A politician to rely on
Bernie Sanders is not only a politician who embodies the will of the people, but one whom they can trust to carry it out as he has stood by his principles time and time again. Back in 1996 when he was a Congressman, Bernie bucked popular sentiment and voted against the Defence of Marriage Act which sought to ban same-sex marriage at the Federal level, and he has maintained consistent support for same-sex marriage to this day. In contrast Biden, who was a Senator at the time, voted for the Defence of Marriage Act and didn’t come out in support of same-sex marriage until 2012.
Don’t get me wrong – I support a politician’s right to change their mind on a particular issue. If we excluded everyone who once held a different opinion, we’d never get anything done. But Bernie has stood on the right side of history on this issue – as well as many others – from the beginning, and I think this speaks to his integrity. Integrity is something I think we should value in any world leader.
Question of electability
There’s another argument that I’d like to debunk – the one that says yes, Bernie would be great for the job, but the American people would never elect him. This concept of electability is an elusive one and means many things, depending on circumstances. To be honest, electability means one thing to Democrats in 2020. Can our candidate beat Donald Trump, a President many democrats despise for his controversial stances on everything from immigration to trade and race relations.

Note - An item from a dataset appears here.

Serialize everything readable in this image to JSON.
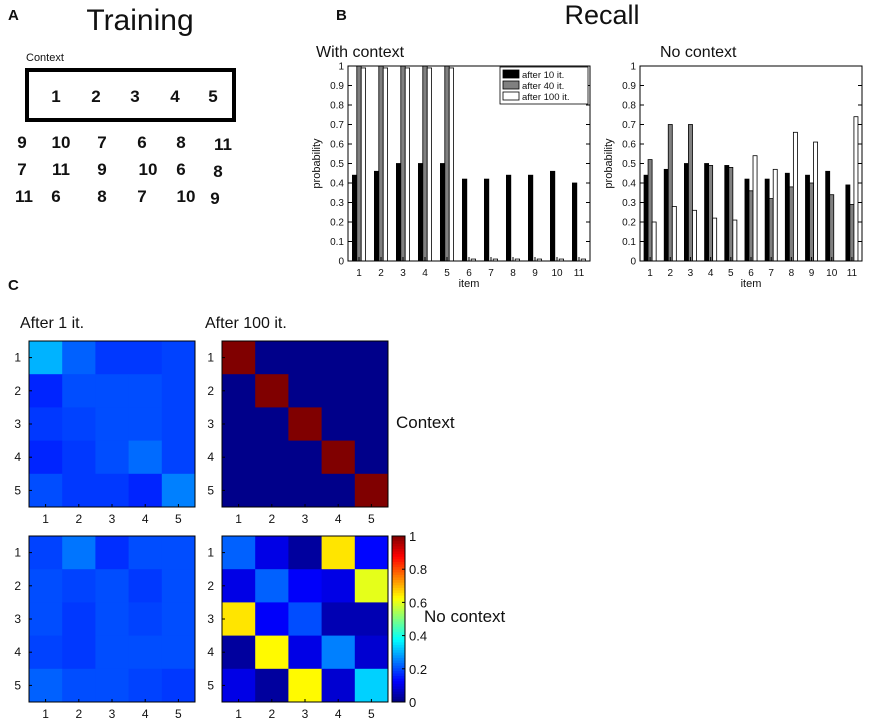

There are those that argue that because Bernie Sanders is a democratic socialist, he’s unelectable. This is mainly due to the negative perceptions of socialism traditionally held in the US. There is some merit to this argument – according to The Guardian – a poll showed only 24% of Americans would vote for a socialist. But what people mean by ‘socialist’ is open to interpretation and many would argue that as a democratic socialist, Bernie is different from the stereotypical image of the socialist.
We can also look at the cold hard data to show that Bernie Sanders is electable. Poll averages gathered by Real Clear Politics show that all three of the main Democratic candidates would beat Trump in a head-to-head match-up. Biden by 4.5%, Warren by 0.2% and Sanders by 2.6%.
Feel the Bern
The question of who would win and make a good President is an open one. I have argued for Bernie but I recognise that you could make the argument for the other candidates. I also understand that it’s hard to predict the future, and Bernie may not be what he’s cracked up to be.
I can only go with my gut, and like his slogan says I really do “feel the Bern”. Bernie Sanders is a politician who I believe has the best will of his people at heart, would govern in a way that benefits his people and has a realistic chance of winning the election. Whether I’m right – and whether Bernie even gets the chance to govern – well only time will tell on that front.